The financial markets' poor showing in August left U.S. corporations' defined-benefit pension plans even deeper in the red. And there are additional challenges on the horizon for DB plan funding, including the prospect that the Federal Reserve will try to bolster growth by pushing long-term rates lower. That could lower the discount rates companies use to measure pension obligations and increase the size of those obligations.
Mercer, the HR consulting company, estimates the aggregate pension deficit at S&P 1500 companies grew by $73 billion in August to total $378 billion. Pension plans took a double hit last month, with the sell-off in stocks eroding their assets at the same time the decline in interest rate caused their liabilities to grow.
The aggregate funded ratio of the S&P 1500 plans was 79% at the end of August, according to Mercer, down from 83% at the end of July and 81% at the end of 2010.
Fed policy makers pledged in August to keep their target for short-term rates at the current low level through mid-2013. Speculation now is that policy makers could announce that they will try to lower longer rates by adding more long-term Treasuries to the central bank's portfolio, in what would be the Fed's third round of quantitative easing, or QE3.

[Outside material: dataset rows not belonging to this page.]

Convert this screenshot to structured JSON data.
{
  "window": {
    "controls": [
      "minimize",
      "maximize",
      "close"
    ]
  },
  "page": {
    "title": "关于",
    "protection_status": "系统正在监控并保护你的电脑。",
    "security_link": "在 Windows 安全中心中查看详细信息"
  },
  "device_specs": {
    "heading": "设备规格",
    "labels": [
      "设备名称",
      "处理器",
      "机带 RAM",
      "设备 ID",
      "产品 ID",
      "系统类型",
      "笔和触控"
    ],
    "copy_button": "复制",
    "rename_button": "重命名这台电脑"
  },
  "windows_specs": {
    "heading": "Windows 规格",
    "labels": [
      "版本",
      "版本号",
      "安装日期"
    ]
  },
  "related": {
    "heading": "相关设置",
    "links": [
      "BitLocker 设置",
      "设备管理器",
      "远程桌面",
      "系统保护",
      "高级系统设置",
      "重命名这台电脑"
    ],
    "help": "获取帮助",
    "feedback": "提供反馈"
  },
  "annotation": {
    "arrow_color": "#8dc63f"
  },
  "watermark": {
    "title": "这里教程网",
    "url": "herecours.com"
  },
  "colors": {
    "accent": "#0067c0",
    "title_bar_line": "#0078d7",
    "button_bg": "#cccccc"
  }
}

“Just a few weeks ago, funds were saying: 'We don't think yields can go any lower,'” says David Kelly, a principal in Mercer's financial strategy group. “Now we have speculation on QE3 that says yields could go lower.”
Such a move “could be a substantial negative” for many pension plans, Kelly says. Pension plans generally measure their liabilities using a discount rate derived from longer corporate bonds; lower bond yields mean bigger liabilities. Kelly estimates that a 25-basis-point decline in yields causes pension funding to worsen by about 2%.

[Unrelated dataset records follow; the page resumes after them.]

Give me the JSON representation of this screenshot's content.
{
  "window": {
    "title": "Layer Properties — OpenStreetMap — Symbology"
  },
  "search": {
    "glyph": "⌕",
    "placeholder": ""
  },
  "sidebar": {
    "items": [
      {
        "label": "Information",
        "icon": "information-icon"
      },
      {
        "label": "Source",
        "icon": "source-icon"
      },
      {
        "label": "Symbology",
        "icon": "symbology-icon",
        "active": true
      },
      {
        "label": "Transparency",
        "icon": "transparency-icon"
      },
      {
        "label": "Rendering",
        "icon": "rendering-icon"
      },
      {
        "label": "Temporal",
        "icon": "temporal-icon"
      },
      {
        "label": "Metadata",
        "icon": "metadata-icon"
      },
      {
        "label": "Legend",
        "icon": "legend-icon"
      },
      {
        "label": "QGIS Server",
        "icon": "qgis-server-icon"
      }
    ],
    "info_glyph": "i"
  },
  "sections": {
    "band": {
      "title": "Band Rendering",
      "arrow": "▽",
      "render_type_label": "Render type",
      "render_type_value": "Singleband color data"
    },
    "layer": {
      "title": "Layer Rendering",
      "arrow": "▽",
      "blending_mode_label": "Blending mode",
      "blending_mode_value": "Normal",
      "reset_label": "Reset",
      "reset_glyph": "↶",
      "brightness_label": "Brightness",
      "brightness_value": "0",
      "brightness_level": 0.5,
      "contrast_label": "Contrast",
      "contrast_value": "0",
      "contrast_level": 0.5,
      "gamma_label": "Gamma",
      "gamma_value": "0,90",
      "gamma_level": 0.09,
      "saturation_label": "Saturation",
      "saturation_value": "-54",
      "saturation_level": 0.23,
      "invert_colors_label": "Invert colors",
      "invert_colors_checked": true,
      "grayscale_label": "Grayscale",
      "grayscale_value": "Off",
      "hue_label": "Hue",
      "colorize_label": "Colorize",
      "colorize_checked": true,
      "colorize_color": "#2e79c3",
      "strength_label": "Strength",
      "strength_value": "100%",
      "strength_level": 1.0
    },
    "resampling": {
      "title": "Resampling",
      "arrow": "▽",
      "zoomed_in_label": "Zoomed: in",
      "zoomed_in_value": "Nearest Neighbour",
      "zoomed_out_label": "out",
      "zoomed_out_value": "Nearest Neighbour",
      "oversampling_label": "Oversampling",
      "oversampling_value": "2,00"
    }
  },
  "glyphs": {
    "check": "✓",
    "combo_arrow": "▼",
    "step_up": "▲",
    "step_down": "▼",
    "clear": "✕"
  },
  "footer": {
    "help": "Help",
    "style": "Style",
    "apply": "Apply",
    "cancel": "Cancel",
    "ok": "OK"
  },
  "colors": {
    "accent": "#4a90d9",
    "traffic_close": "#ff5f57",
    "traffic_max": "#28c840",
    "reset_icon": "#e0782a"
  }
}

“The big question is, if the Fed is buying down Treasuries at the end of the curve, will corporates follow them down or will spreads widen?” Kelly says.
The spread between Treasury and corporate yields has widened recently as investors exited riskier assets and gravitated toward the safety of Treasuries, he notes. “It is likely, you would think, that if [yields on] Treasuries do go down extremely low, that corporates spreads will not blow out all of the way to compensate,” he adds.
Analysts say the deterioration in pension plans' funded status underscores the importance of considering strategies, such as liability driven investing, that shield plans from market volatility.
Kelly says that while a few plans implemented liability-driven investing strategies a few years ago, those that didn't have been reluctant to make the move while rates are so low. He says once yields begin to rise again, the demand from pension plans moving more assets into fixed-income securities may limit the increase in yields.
“Once yields go up, there's going to be a strong bid,” he says. “That probably puts some pressure on the ability for yields to get very high.”
Mercer also notes that funding relief that Congress enacted in 2008, in the wake of the financial crisis, is expiring, which means plan sponsors may have to make significantly larger contributions to their plans starting next year.